For it can be well that conflicting priorities may arise between the freedom of expression or of the media and other legally protected rights equally guaranteed by the Fundamental Laws, such as the presumption of innocence enshrined in the European Convention on Human Rights, which has to apply to anyone charged with a criminal offence. The respect of privacy and the "protection of the reputation or the rights of others" (Article 10, paragraph 2 of the European Convention on Human Rights) also set limits to absolute press freedom.

In this context, it is to be noted that guaranteeing freedom of opinion and of the media as well as protecting privacy and personal rights constitute two of the most central pillars of a democratic constitutional state.
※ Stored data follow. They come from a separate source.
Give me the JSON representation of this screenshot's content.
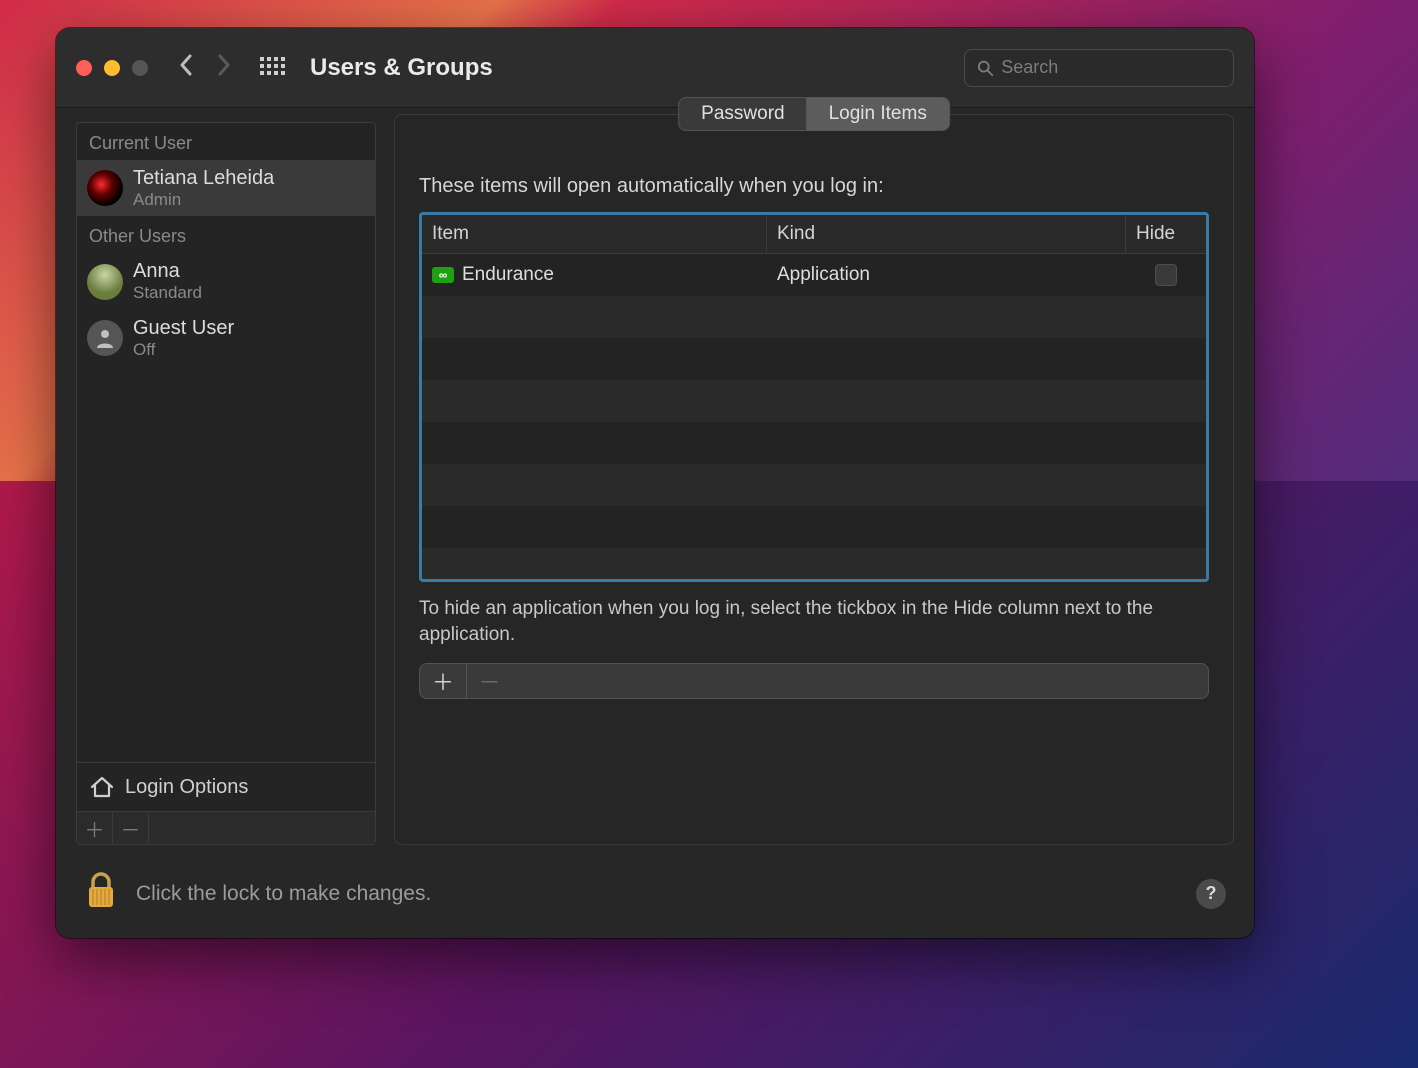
{
  "window": {
    "title": "Users & Groups",
    "search_placeholder": "Search"
  },
  "sidebar": {
    "section_current": "Current User",
    "section_other": "Other Users",
    "current_user": {
      "name": "Tetiana Leheida",
      "role": "Admin"
    },
    "other_users": [
      {
        "name": "Anna",
        "role": "Standard"
      },
      {
        "name": "Guest User",
        "role": "Off"
      }
    ],
    "login_options": "Login Options"
  },
  "tabs": {
    "password": "Password",
    "login_items": "Login Items",
    "active": "login_items"
  },
  "main": {
    "lead": "These items will open automatically when you log in:",
    "columns": {
      "item": "Item",
      "kind": "Kind",
      "hide": "Hide"
    },
    "rows": [
      {
        "icon": "endurance-app-icon",
        "name": "Endurance",
        "kind": "Application",
        "hide": false
      }
    ],
    "hint": "To hide an application when you log in, select the tickbox in the Hide column next to the application."
  },
  "footer": {
    "lock_text": "Click the lock to make changes.",
    "help": "?"
  },
  "glyphs": {
    "infinity": "∞",
    "plus": "＋",
    "minus": "－",
    "person": "👤"
  }
}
Time and again, the daily work of journalists and media relations officers reflects these conflicting priorities. Here, it is the role of laws to adequately align interests in the areas of civil, criminal and media law, and to balance the freedom of the media and the protection of privacy.

This requires sensitivity and sound judgement and is certainly not always an easy task.

Ladies and Gentlemen,

Allow me to explore one more thought connected to your overall topic of the "status of the media". New communication and media technologies are evolving at an ever growing pace.

Just as Gutenberg's invention of the printing press changed the world, so nowadays do mobile phones, the internet, Facebook, Google, and Wikipedia, whose usage has become a given, especially for younger generations. We are heading for the "transparent individual" and should take seriously concerns regarding privacy and data protection, as well as the resulting impact on the media field.

From my point of view, following a political debate, we will need international rules and regulations concerning the rapid technological evolution of the digital world. Increasingly, we are faced with the question of the actual meaning of "privacy" under digital conditions - I call to mind "Google und Street View".

An open and democratic society must reflect on how to set limits for the "digital public" to ensure the protection of the individual. In the media context, we also face the question as to whether or not online media threaten the print edition of newspapers and magazines and increasingly deprive them of their economic resources, and how the "paper/print only" business model can survive. All these are fascinating questions that will surely play a role on the agenda of the IPI Congress.

Ladies and Gentlemen!

This year's IPI World Congress, marking its 60th anniversary, takes place in the "twin cities" of Vienna and Bratislava. These cities have close ties both historically and culturally, yet over many years existed side by side in a divided Europe. 45 minutes away from Vienna, the Iron Curtain appeared to be an insurmountable barrier.

21 years ago, this barrier was torn down, and today our borders are open. Both Austria and Slovakia are members of the European Union. The freedom of opinion and of the press is enshrined in the Constitutions of both countries and has greatly progressed in other countries of the former Eastern Bloc as well. It is our big task to fill our Constitutions with life and keep them alive.

I wish your Congress and your discussions much success and hope that you will take home with you good impressions from the heart of Europe - both from Vienna and Bratislava.